“Nazlı iyi misin?” dediğinde Murat’ın bakışları da genç kıza dönmüştü.

“Görünüşte bir şeyiniz yok ama bir yeriniz ağrıyorsa hemen hastaneye gidelim.” Murat’ın teklifi karşısında Nazlı bakışlarını kaçırarak  “Ben iyiyim, hastaneye gerek yok,” dedi. Hazan Murat’a gitmesini işaret ederken bir yandan da Nazlı’nın neden bu kadar tedirgin olduğunu anlayamamıştı. Murat yanlarından uzaklaştıktan sonra gözlerini Nazlı’ya dikerek konuşmaya başlamıştı.

“Seni dinliyorum Nazlı?”

“Ne duymak istiyorsun abla?”

“Neden bu kadar korktuğunu… Neden etrafına hep korkuyla baktığını?”
“Ben…”

“Hiç itiraz etme Nazlı, Murat’a bile tedirgin bakıyorsun. Neden bu haldesin sen?” Nazlı bakışlarını kaçırırken gözünden aşağıya bir damla yaş düşmüştü.

“Ben özür dilerim, sizi rahatsız etmek istememiştim.”

“Bizi rahatsız ettiğin yok Nazlı, sadece senin iyiliğin için soruyorum. Başına kötü bir şey mi geldi?” dediğinde Nazlı ağlamasına devam etmişti.

“Nazlı bana güvenmen gerek, sana yardım edeceğimi bilmelisin.”

“Abla elimde değil, her zaman bana zarar verecekler sanıyorum.”

“Peki dershane de ne yapıyorsun? Bilmeden sana işkence mi yapıyoruz.”

“Öyle değil abla, ben yalnız kalmaya korkuyorum. Annemle yaşarken kapımıza sürekli birileri gelirdi. Annem kapıyı açmadıkça daha da kötü konuşuyorlardı.” Nazlı kesik kesik anlatırken Hazan olabilecek olanları anlamaya çalışıyordu. Konuşmasını birleştirirken halası ile Nazlı’yı birilerinin rahatsız ettiğini anlamıştı. Bu da henüz küçük olan Nazlı’yı oldukça etkilemişti anlaşılan.

“Sana burada kimse bir şey yapamaz.”

“Ben…” Hazan yerinden kalkarak genç kıza sarılmıştı.

“Korkma artık, ben hep yanında olacağım.” Hazan kendi sözlerini duyduğunda birden gerilmişti.

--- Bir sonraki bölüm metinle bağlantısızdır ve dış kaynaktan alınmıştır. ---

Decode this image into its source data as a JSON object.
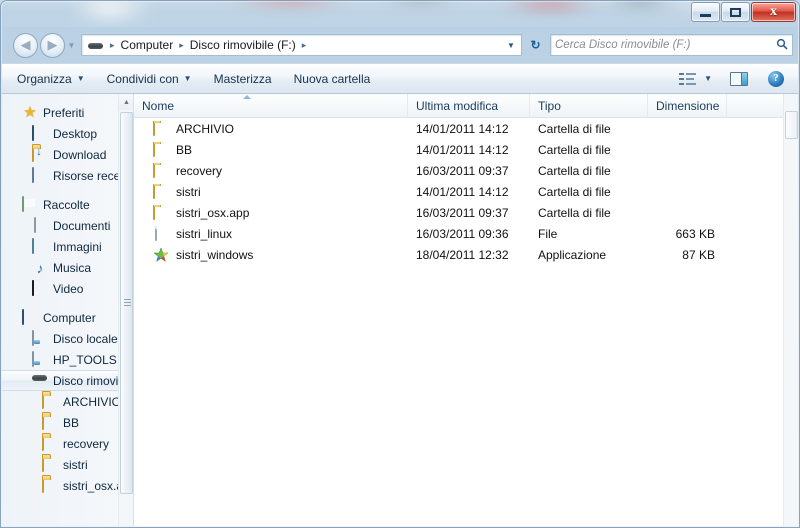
{
  "window": {
    "controls": {
      "minimize": "—",
      "maximize": "□",
      "close": "x"
    }
  },
  "address_bar": {
    "back_icon": "◀",
    "forward_icon": "▶",
    "history_caret": "▼",
    "drive_icon": "usb-drive-icon",
    "crumbs": [
      {
        "label": "Computer"
      },
      {
        "label": "Disco rimovibile (F:)"
      }
    ],
    "separator": "▸",
    "dropdown_caret": "▼",
    "refresh_icon": "↻"
  },
  "search": {
    "placeholder": "Cerca Disco rimovibile (F:)",
    "icon": "🔍"
  },
  "toolbar": {
    "items": [
      {
        "label": "Organizza",
        "caret": "▼"
      },
      {
        "label": "Condividi con",
        "caret": "▼"
      },
      {
        "label": "Masterizza",
        "caret": ""
      },
      {
        "label": "Nuova cartella",
        "caret": ""
      }
    ],
    "views_caret": "▼",
    "help_glyph": "?"
  },
  "navigation_pane": {
    "groups": [
      {
        "head": {
          "label": "Preferiti",
          "icon": "star-icon"
        },
        "children": [
          {
            "label": "Desktop",
            "icon": "desktop-icon"
          },
          {
            "label": "Download",
            "icon": "download-folder-icon"
          },
          {
            "label": "Risorse recent",
            "icon": "recent-places-icon"
          }
        ]
      },
      {
        "head": {
          "label": "Raccolte",
          "icon": "libraries-icon"
        },
        "children": [
          {
            "label": "Documenti",
            "icon": "document-icon"
          },
          {
            "label": "Immagini",
            "icon": "picture-icon"
          },
          {
            "label": "Musica",
            "icon": "music-note-icon"
          },
          {
            "label": "Video",
            "icon": "video-icon"
          }
        ]
      },
      {
        "head": {
          "label": "Computer",
          "icon": "computer-icon"
        },
        "children": [
          {
            "label": "Disco locale (",
            "icon": "hard-disk-icon"
          },
          {
            "label": "HP_TOOLS (D",
            "icon": "hard-disk-icon"
          },
          {
            "label": "Disco rimovib",
            "icon": "usb-drive-icon",
            "selected": true
          }
        ],
        "subchildren": [
          {
            "label": "ARCHIVIO",
            "icon": "folder-icon"
          },
          {
            "label": "BB",
            "icon": "folder-icon"
          },
          {
            "label": "recovery",
            "icon": "folder-icon"
          },
          {
            "label": "sistri",
            "icon": "folder-icon"
          },
          {
            "label": "sistri_osx.ap",
            "icon": "folder-icon"
          }
        ]
      }
    ],
    "scroll_up": "▲",
    "scroll_down": "▼"
  },
  "file_list": {
    "columns": [
      {
        "label": "Nome",
        "sorted": "asc"
      },
      {
        "label": "Ultima modifica"
      },
      {
        "label": "Tipo"
      },
      {
        "label": "Dimensione"
      }
    ],
    "rows": [
      {
        "name": "ARCHIVIO",
        "modified": "14/01/2011 14:12",
        "type": "Cartella di file",
        "size": "",
        "icon": "folder-icon"
      },
      {
        "name": "BB",
        "modified": "14/01/2011 14:12",
        "type": "Cartella di file",
        "size": "",
        "icon": "folder-icon"
      },
      {
        "name": "recovery",
        "modified": "16/03/2011 09:37",
        "type": "Cartella di file",
        "size": "",
        "icon": "folder-icon"
      },
      {
        "name": "sistri",
        "modified": "14/01/2011 14:12",
        "type": "Cartella di file",
        "size": "",
        "icon": "folder-icon"
      },
      {
        "name": "sistri_osx.app",
        "modified": "16/03/2011 09:37",
        "type": "Cartella di file",
        "size": "",
        "icon": "folder-icon"
      },
      {
        "name": "sistri_linux",
        "modified": "16/03/2011 09:36",
        "type": "File",
        "size": "663 KB",
        "icon": "blank-file-icon"
      },
      {
        "name": "sistri_windows",
        "modified": "18/04/2011 12:32",
        "type": "Applicazione",
        "size": "87 KB",
        "icon": "application-star-icon"
      }
    ]
  },
  "colors": {
    "close_button": "#c03122",
    "accent": "#1f5c96",
    "folder": "#f7d270",
    "selection_border": "#cfdeea"
  }
}
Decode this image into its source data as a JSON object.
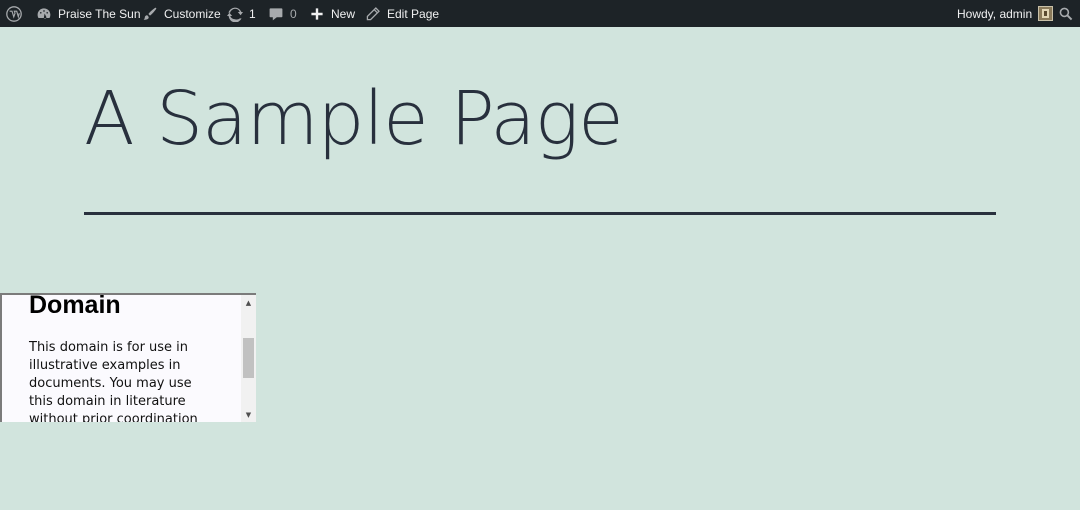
{
  "admin_bar": {
    "wp_logo_icon": "wordpress-icon",
    "site_name": "Praise The Sun",
    "customize": "Customize",
    "updates_count": "1",
    "comments_count": "0",
    "new_label": "New",
    "edit_page": "Edit Page",
    "greeting": "Howdy, admin"
  },
  "page": {
    "title": "A Sample Page"
  },
  "embed": {
    "heading": "Domain",
    "paragraph": "This domain is for use in illustrative examples in documents. You may use this domain in literature without prior coordination or asking for permission."
  },
  "colors": {
    "background": "#d1e4dd",
    "admin_bar": "#1d2327",
    "text": "#28303d"
  }
}
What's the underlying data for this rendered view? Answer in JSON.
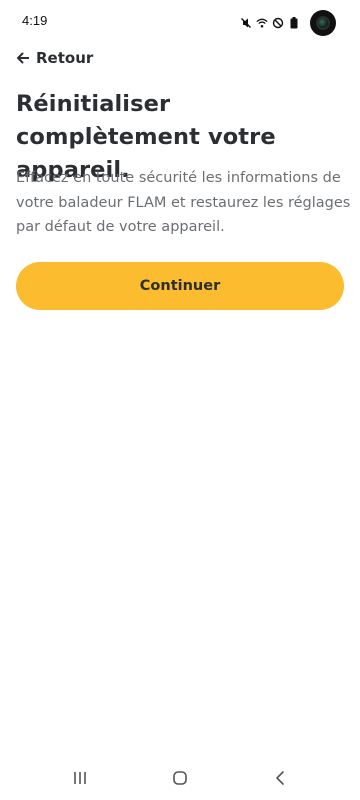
{
  "status_bar": {
    "time": "4:19",
    "icons": [
      "mute-icon",
      "wifi-icon",
      "dnd-icon",
      "battery-icon",
      "camera-icon"
    ]
  },
  "header": {
    "back_label": "Retour",
    "back_icon": "arrow-left-icon"
  },
  "main": {
    "title": "Réinitialiser complètement votre appareil.",
    "description": "Effacez en toute sécurité les informations de votre baladeur FLAM et restaurez les réglages par défaut de votre appareil.",
    "continue_label": "Continuer"
  },
  "nav_bar": {
    "icons": [
      "recents-icon",
      "home-icon",
      "back-icon"
    ]
  },
  "colors": {
    "accent": "#fbbc30",
    "text": "#2b2f33",
    "muted": "#6b6f73"
  }
}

Şimdi yeni bir nedeni daha olmuştu hayata tutunabilmek için. İçi birden acıyınca “Ben olmasam bile Aziz enişten seni asla yalnız bırakmaz. Ve Murat, ondan sakın korkma. Ona kendimden daha çok güvenirim. Seni koruyacaktır.” Nazlı ağlamasına devam ederken evin kapısından çıkan Zehra yüzünü asarak konuşmuştu.

“Kuzen sarılması yapıyorsunuz ve beni çağırmıyorsunuz.” Dediğinde ikili gülümseyerek onu da araların almıştı. Üçü birlikte masaya geçtiklerinde elinde telefonla gelen Sonnur hanımın yüzünde ki ifadeden hoşlanmamıştı.

“Kızım sana telefon var.”

“Kimmiş abla?” kadın sessiz kalınca Hazan endişeli bir şekilde yerinden kalkarak telefonu eline almıştı. Kısa süren telefon konuşmasının ardından eve doğru ilerlerken hızlı olmaya çalışıyordu.

Çantasını aldıktan sonra arabaya doğru ilerlerken bir yandan da “Murat arabayı çalıştır gidiyoruz!” diye emir vermişti. Onun endişeli hali genç adamın dikkatinden kaçmazken emri hemen uygulamıştı.

“Nereye gidiyoruz efendim?”

“Hastaneye!” Murat endişeli bir şekilde aynadan arkaya doğru bakarken “Bir sorun mu var Hazan hanım?” diye sordu. Genç kadın sıkıntılı bir şekilde başını geriye yaslarken bir yandan da “Umarım ciddi bir sorun yoktur,” dedi. Arabayı hastanenin acil kapısında durduğunda Hazan hiç vakit kaybetmeden arabadan inmişti. Danışmaya doğru ilerlerken kulaklarına dolan acı bir çığlıkla duraksamıştı.